1. Funciones del arquitecto de la administración que implican ejercicio profesional (colegiación obligatoria)
• Informes técnicos de licencias de obra.
• Informes en declaraciones responsables y comunicaciones previas.
• Informes en expedientes de disciplina urbanística.
• Órdenes de ejecución y ruina.
• Informes sobre legalización de obras.
• Informes de planeamiento (aprobación, modificación, interpretación).
• Informes en instrumentos de gestión urbanística.
• Informes de compatibilidad urbanística.
• Evaluación técnica de proyectos y edificaciones
• Supervisión de proyectos.
• Informes de adecuación a normativa técnica (CTE, accesibilidad, etc.).
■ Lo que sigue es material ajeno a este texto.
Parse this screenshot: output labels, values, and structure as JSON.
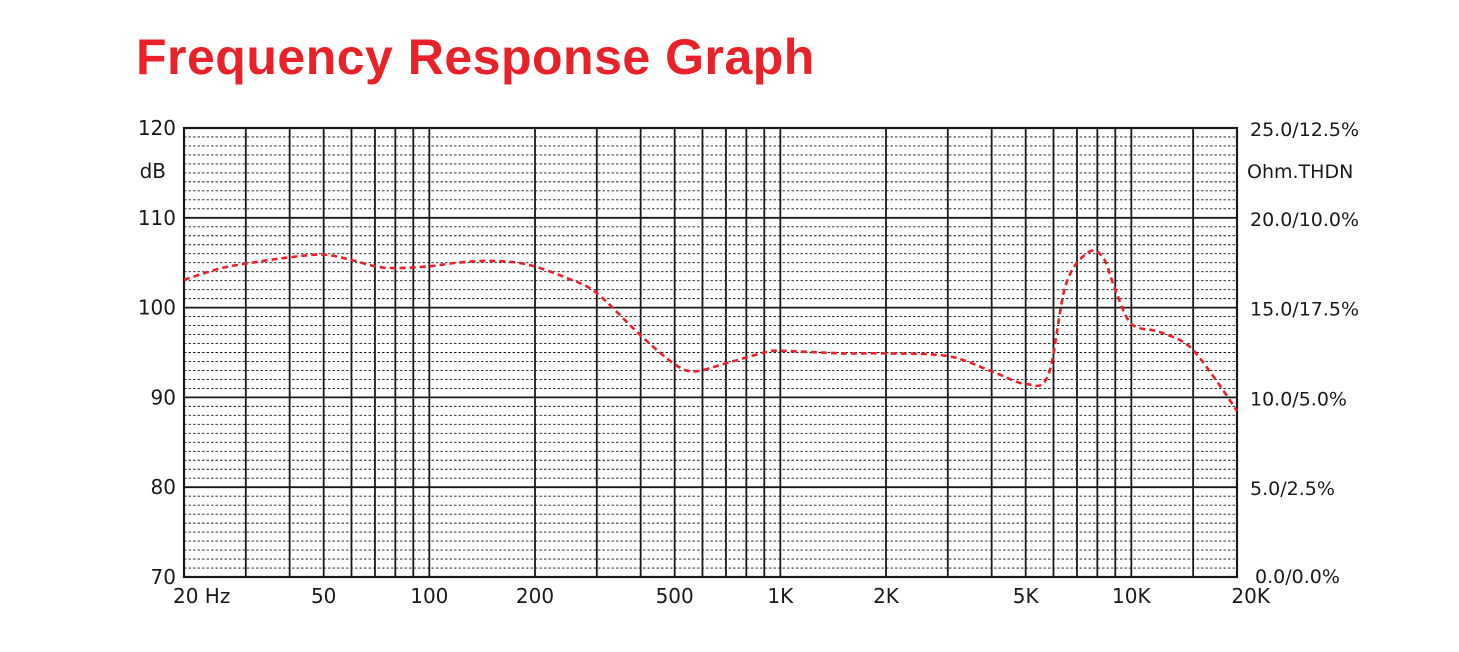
{
  "colors": {
    "title": "#e8212b",
    "curve": "#e8212b",
    "grid": "#1a1a1a"
  },
  "chart_data": {
    "type": "line",
    "title": "Frequency Response Graph",
    "ylabel": "dB",
    "ylim": [
      70,
      120
    ],
    "xlim": [
      20,
      20000
    ],
    "x_scale": "log",
    "grid": true,
    "x_tick_labels": [
      {
        "value": 20,
        "label": "20  Hz"
      },
      {
        "value": 50,
        "label": "50"
      },
      {
        "value": 100,
        "label": "100"
      },
      {
        "value": 200,
        "label": "200"
      },
      {
        "value": 500,
        "label": "500"
      },
      {
        "value": 1000,
        "label": "1K"
      },
      {
        "value": 2000,
        "label": "2K"
      },
      {
        "value": 5000,
        "label": "5K"
      },
      {
        "value": 10000,
        "label": "10K"
      },
      {
        "value": 20000,
        "label": "20K"
      }
    ],
    "x_major_lines": [
      20,
      30,
      40,
      50,
      60,
      70,
      80,
      90,
      100,
      200,
      300,
      400,
      500,
      600,
      700,
      800,
      900,
      1000,
      2000,
      3000,
      4000,
      5000,
      6000,
      7000,
      8000,
      9000,
      10000,
      15000,
      20000
    ],
    "y_ticks": [
      {
        "value": 120,
        "label": "120"
      },
      {
        "value": 110,
        "label": "110"
      },
      {
        "value": 100,
        "label": "100"
      },
      {
        "value": 90,
        "label": "90"
      },
      {
        "value": 80,
        "label": "80"
      },
      {
        "value": 70,
        "label": "70"
      }
    ],
    "y_minor_step": 1,
    "right_axis": {
      "labels": [
        {
          "value": 120,
          "label": "25.0/12.5%"
        },
        {
          "value": 110,
          "label": "20.0/10.0%"
        },
        {
          "value": 100,
          "label": "15.0/17.5%"
        },
        {
          "value": 90,
          "label": "10.0/5.0%"
        },
        {
          "value": 80,
          "label": "5.0/2.5%"
        },
        {
          "value": 70,
          "label": "0.0/0.0%"
        }
      ],
      "unit_label": "Ohm.THDN"
    },
    "series": [
      {
        "line_style": "dashed",
        "x": [
          20,
          25,
          30,
          40,
          50,
          60,
          70,
          80,
          100,
          120,
          150,
          190,
          250,
          300,
          400,
          500,
          570,
          700,
          900,
          1000,
          1500,
          2000,
          3000,
          4000,
          5000,
          5800,
          6500,
          7500,
          8300,
          9000,
          10000,
          12000,
          14500,
          17000,
          20000
        ],
        "y": [
          103.1,
          104.3,
          104.9,
          105.6,
          105.9,
          105.3,
          104.6,
          104.4,
          104.6,
          105,
          105.2,
          104.8,
          103.2,
          101.6,
          96.9,
          93.7,
          92.9,
          93.8,
          95,
          95.2,
          94.9,
          94.9,
          94.6,
          92.9,
          91.5,
          92.5,
          102.5,
          106.1,
          105.6,
          102,
          98.2,
          97.3,
          95.8,
          92.5,
          88.5
        ]
      }
    ]
  }
}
• Informes de evaluación de edificios (IEE).
• Peritaciones.
• Redacción de pliegos técnicos vinculados a proyectos u obras.
• Informes de valoración técnica de ofertas.
• Dirección facultativa de obras públicas.
• Supervisión técnica de contratos.
• Respuestas a consultas de ayuntamientos u otros órganos.
• Emisión de criterios técnicos aplicados a expedientes concretos.
• Informes sectoriales aplicados a expedientes concretos.
• Elaboración e informes de planes de ordenación territorial y urbanística.
• Actividades docentes vinculadas a competencias del título.
2. Funciones del arquitecto de la administración que no implican ejercicio profesional (no colegiación obligatoria)
• Elaboración de leyes, reglamentos e instrucciones.
• Diseño de políticas públicas.
• Funciones directivas o de gestión administrativa.
• Organización de servicios.
• Tareas administrativas sin contenido técnico.